Important products derived from operational oceanography are:

• nowcasts: providing the most usefully accurate description of the present state of the sea including living resources;

• forecasts: providing continuous forecasts of the future condition of the sea for as far ahead as possible; and

• hindcasts: assembling long term data sets which provide data for description of past states, and time series showing trends and changes.

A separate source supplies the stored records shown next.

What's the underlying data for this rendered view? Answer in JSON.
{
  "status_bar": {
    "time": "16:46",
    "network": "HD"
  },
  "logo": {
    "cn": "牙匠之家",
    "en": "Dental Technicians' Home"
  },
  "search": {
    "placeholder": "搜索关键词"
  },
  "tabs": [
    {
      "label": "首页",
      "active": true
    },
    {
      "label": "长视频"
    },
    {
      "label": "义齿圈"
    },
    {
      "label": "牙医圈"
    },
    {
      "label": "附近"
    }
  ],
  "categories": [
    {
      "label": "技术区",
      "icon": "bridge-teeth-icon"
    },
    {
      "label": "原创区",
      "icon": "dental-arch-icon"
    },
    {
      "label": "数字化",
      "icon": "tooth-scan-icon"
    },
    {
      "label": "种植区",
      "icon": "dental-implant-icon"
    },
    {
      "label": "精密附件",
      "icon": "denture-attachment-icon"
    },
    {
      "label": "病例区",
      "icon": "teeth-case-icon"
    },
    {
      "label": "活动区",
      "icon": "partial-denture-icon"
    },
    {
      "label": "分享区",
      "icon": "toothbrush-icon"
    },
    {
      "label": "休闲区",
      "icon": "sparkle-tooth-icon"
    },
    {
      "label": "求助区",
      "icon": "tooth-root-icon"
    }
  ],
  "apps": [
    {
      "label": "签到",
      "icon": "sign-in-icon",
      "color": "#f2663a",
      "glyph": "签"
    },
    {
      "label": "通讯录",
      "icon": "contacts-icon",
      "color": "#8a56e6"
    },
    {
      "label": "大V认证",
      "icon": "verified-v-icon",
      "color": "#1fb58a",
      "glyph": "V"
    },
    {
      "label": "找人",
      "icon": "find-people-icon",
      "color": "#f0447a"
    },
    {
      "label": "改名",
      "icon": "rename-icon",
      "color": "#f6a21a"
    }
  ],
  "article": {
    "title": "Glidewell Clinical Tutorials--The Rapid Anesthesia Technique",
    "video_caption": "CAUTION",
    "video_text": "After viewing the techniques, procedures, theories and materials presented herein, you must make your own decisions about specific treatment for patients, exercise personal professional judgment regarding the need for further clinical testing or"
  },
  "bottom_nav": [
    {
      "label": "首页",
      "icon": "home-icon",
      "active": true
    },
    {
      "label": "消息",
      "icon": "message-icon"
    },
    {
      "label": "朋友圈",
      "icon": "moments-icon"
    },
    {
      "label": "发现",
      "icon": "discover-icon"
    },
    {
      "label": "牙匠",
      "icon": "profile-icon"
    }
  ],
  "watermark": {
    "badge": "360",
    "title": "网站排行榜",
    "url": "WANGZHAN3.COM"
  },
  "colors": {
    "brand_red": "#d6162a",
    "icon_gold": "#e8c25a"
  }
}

Operational Oceanography proceeds usually, but not always, by the rapid transmission of observational data to data assimilation centres. There, powerful computers use processing software and numerical forecasting models to extract added-value information from the data. The outputs are used to generate data products, applications and services often through intermediary value-adding organisations. Examples of final products include warnings (of coastal floods, storm impacts, harmful algal blooms and contaminants, etc.), electronic charts, optimum routes for ships, prediction of seasonal or annual primary productivity, ocean currents, ocean climate variability, etc. The final products and forecasts are targeted for rapid distribution to industrial users, government agencies and regulatory authorities. Operational oceanography thus fulfils the demands of the many marine activities, providing support to recurrent and emerging needs such as for safer and more efficient navigation, improved and new marine services, effective assessments on the state of health of the ocean, mitigation of marine hazards, forecasting climate variability, and furthering in general the mastering of the oceans as a resource of food, materials, energy and space.

Marine Monitoring systems

A marine environmental monitoring system targets to describe the state of the coastal sea in real time by making adequate observations of key parameters with optimal sampling and using various remote-sensed and in-situ methods, with subsequent enhancement of measurements through the integration of data sets, interpolation and extrapolation in both space and time to produce reliable added-value end-user products such as in the form of nowcasts/forecasts and environmental indicators. The key element is the routine acquisition of accurate data through a sustained and systematic endeavour of measurement activities that makes use and combines observations from arrays of automated off-shore buoys, coastal installations and conventional monitoring methods in the nearshore areas. These observations are merged together with space-derived data to furnish comprehensive assessments of the marine environment with the added-value contribution of numerical models to prepare nowcasts and forecasts.